Chinelos largados no rancho. As brasas, ainda aquecidas, é a prova de que o cangaço esteve há poucas horas no acampamento. Anita, uma jornalista do Sudeste do país, não desiste de seu propósito. Ela segue corajosamente os passos dos cangaceiros. A jornalista pressente que o encontro com o bando está próximo. O coração da moça bate no ritmo de seus passos, debaixo de um sol causticante, com o corpo sapecado do clima seco do sertão nordestino.
Em algumas horas de caminhada, com os pés já sentindo o desalento da caatinga, Anita é surpreendida por um velho cangaceiro. Ele a leva, com os olhos vendados, ao novo acampamento do bando. O chefe do cangaço – um homem rude, de voz grossa e olhar severo – questiona a presença da jovem na região. Ele percebe se tratar de uma forasteira, devido à linguagem rebuscada e cabelos bem tratados.
O cangaceiro indaga os propósitos que a motivaram sair de sua terra natal e aventurar-se no sertão. A jovem, de voz embargada, não encontra palavras para convencê-lo. Percebendo o nervosismo da moça, o rei do sertão ordena que ela seja amarrada dentro da cabana. A moça fica aos cuidados de Violeta – esposa do chefe do cangaço – uma mulher ríspida.
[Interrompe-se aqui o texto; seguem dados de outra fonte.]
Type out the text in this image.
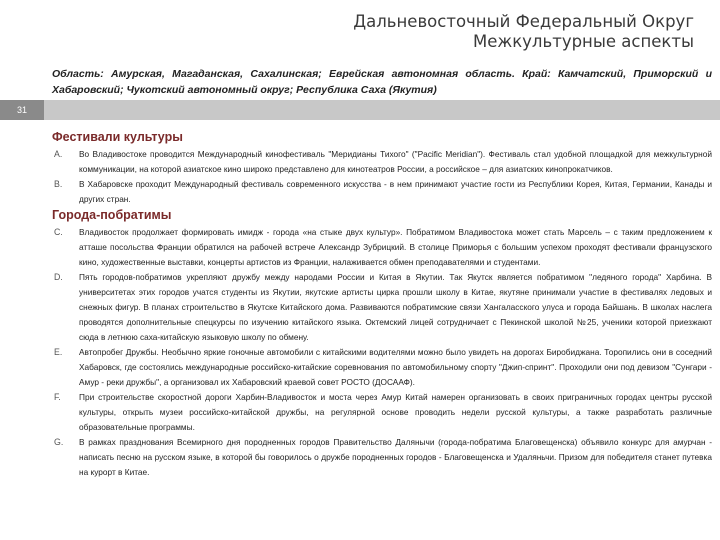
Дальневосточный Федеральный Округ
Межкультурные аспекты
Область: Амурская, Магаданская, Сахалинская; Еврейская автономная область. Край: Камчатский, Приморский и Хабаровский; Чукотский автономный округ; Республика Саха (Якутия)
31
Фестивали культуры
A.	Во Владивостоке проводится Международный кинофестиваль "Меридианы Тихого" ("Pacific Meridian"). Фестиваль стал удобной площадкой для межкультурной коммуникации, на которой азиатское кино широко представлено для кинотеатров России, а российское – для азиатских кинопрокатчиков.
B.	В Хабаровске проходит Международный фестиваль современного искусства - в нем принимают участие гости из Республики Корея, Китая, Германии, Канады и других стран.
Города-побратимы
C.	Владивосток продолжает формировать имидж - города «на стыке двух культур». Побратимом Владивостока может стать Марсель – с таким предложением к атташе посольства Франции обратился на рабочей встрече Александр Зубрицкий. В столице Приморья с большим успехом проходят фестивали французского кино, художественные выставки, концерты артистов из Франции, налаживается обмен преподавателями и студентами.
D.	Пять городов-побратимов укрепляют дружбу между народами России и Китая в Якутии. Так Якутск является побратимом "ледяного города" Харбина. В университетах этих городов учатся студенты из Якутии, якутские артисты цирка прошли школу в Китае, якутяне принимали участие в фестивалях ледовых и снежных фигур. В планах строительство в Якутске Китайского дома. Развиваются побратимские связи Хангаласского улуса и города Байшань. В школах наслега проводятся дополнительные спецкурсы по изучению китайского языка. Октемский лицей сотрудничает с Пекинской школой №25, ученики которой приезжают сюда в летнюю саха-китайскую языковую школу по обмену.
E.	Автопробег Дружбы. Необычно яркие гоночные автомобили с китайскими водителями можно было увидеть на дорогах Биробиджана. Торопились они в соседний Хабаровск, где состоялись международные российско-китайские соревнования по автомобильному спорту "Джип-спринт". Проходили они под девизом "Сунгари - Амур - реки дружбы", а организовал их Хабаровский краевой совет РОСТО (ДОСААФ).
F.	При строительстве скоростной дороги Харбин-Владивосток и моста через Амур Китай намерен организовать в своих приграничных городах центры русской культуры, открыть музеи российско-китайской дружбы, на регулярной основе проводить недели русской культуры, а также разработать различные образовательные программы.
G.	В рамках празднования Всемирного дня породненных городов Правительство Далянычи (города-побратима Благовещенска) объявило конкурс для амурчан - написать песню на русском языке, в которой бы говорилось о дружбе породненных городов - Благовещенска и Удаляньчи. Призом для победителя станет путевка на курорт в Китае.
No cair da noite, Anita expõe as razões que fizera enfrentar esse desafio. Convence a todos que, sua presença na região, tem o intuito de mostrar ao país as injustiças sociais ocorridas no nordeste. Os cangaceiros chegam à concepção de que a jornalista poderá trazer-lhes alguns benefícios. Eles eram vistos como transgressores da lei e assassinos cruéis, uma reportagem relatando as injustiças vivenciadas pelos sertanejos, certamente mudaria essa visão, e poderia suscitar em ações benéficas em prol de sua gente.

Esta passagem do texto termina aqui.